И герцог, уйдя в свою комнату, написал к жене следующее:

«Милая моя! я прощаюсь последний раз с тобой, с той же неясностью, какая всегда была между нами. Умоляю тебя ради спокойствия моей души, ради Того, Кого надеюсь увидеть вскоре на небе, заклинаю тебя – умерь свою скорбь! Кроткий Спаситель излил на меня столько милостей, что ты можешь надеяться получить от него большое утешение. Еще раз прощай!

«Генрих, герцог Монморанси».

Между тем, все, что было дворянства при короле, настойчиво, горячо просило о помиловании Монморанси. Герцог Орлеанский умолял чрез Воио; Конде просил лично. С той же целью поспешил приехать герцог Эпернон. Маршал Шатильон, не смотря на сильную подагру, встал с постели, чтобы присоединить свои просьбы к просьбам всего двора, бывшего в Тулузе – эхом всей Франции. Герцог Гиз, позабыв старинную вражду между своим домом и домом Монморанси, позабыв даже личные неудовольствия с Генрихом, герцог Гиз настойчивее всех умолял о его прощении. Шатле и Сен-Прель находились также в числе самых усердных защитников.

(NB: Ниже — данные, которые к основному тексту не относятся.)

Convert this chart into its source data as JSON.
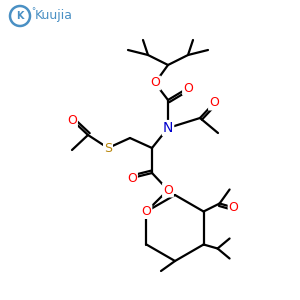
{
  "background_color": "#ffffff",
  "atom_colors": {
    "O": "#ff0000",
    "N": "#0000cd",
    "S": "#b8860b",
    "C": "#000000"
  },
  "bond_color": "#000000",
  "bond_width": 1.6,
  "logo_color": "#4a90c4"
}
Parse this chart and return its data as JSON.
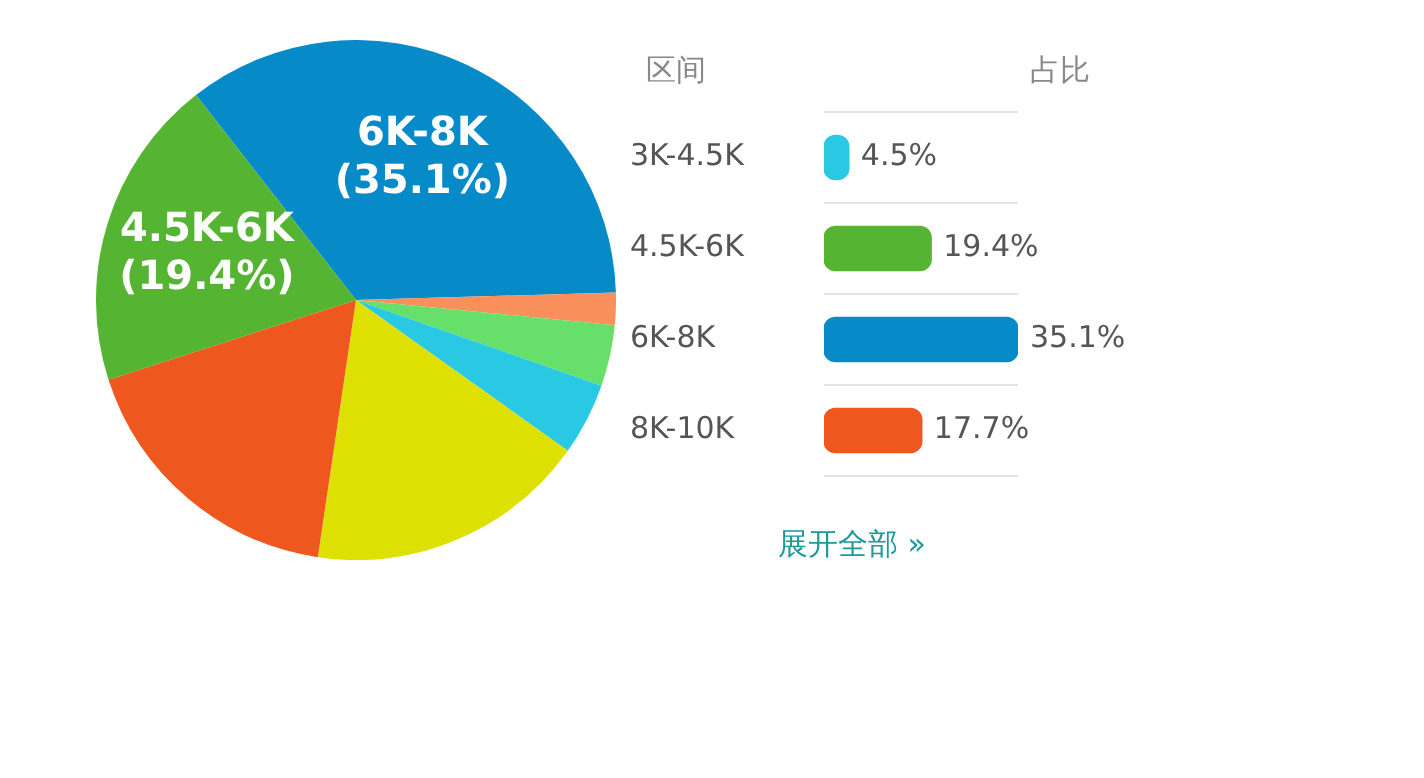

– Должно быть, граф-Шатле, вы очень привязаны к Монморанси, – сказал Людовик с досадой: – и, по вашим, словам можно верить, что за спасение его жизни, вы готовы потерять руку.

– Государь, я готов потерять обе, бесполезные для службы вашего величества, чтобы спасти ту, которая выиграла столько сражений, и которая выиграла бы еще…

– Везде, где он будет командовать, – прибавил Сен-Прель с увлечением.

– Господин Сен-Прель, – сказал с принужденной улыбкой кардинал, находившейся в то время у короля: – мне кажется, что вы берете на себя слишком много для простого офицера.

– Я очень хорошо знаю свое малое значение, монсеньер; но умоляю его величество простить мою смелость, удостоив припомнить, что если я говорю громко в его кабинете, то дерусь храбро в сражениях.

– Милостивый государь! – возразил Ришельё, оскорбленный, что такое ничтожество осмелилось отвечать ему подобным образом: – если бы король оказал правосудие, то ваша голова очутилась бы на месте ваших ног. – Это средство, конечно, прервало бы мне голос, отвечал храбрый воин с горькой улыбкой: – но его величество предпочтет оставить мне бедную голову у меня на плечах; ибо, монсеньер, чтобы там вы ни говорили, а головы руководящие перьями, были бы в большом затруднении без рук, владеющих шпагой.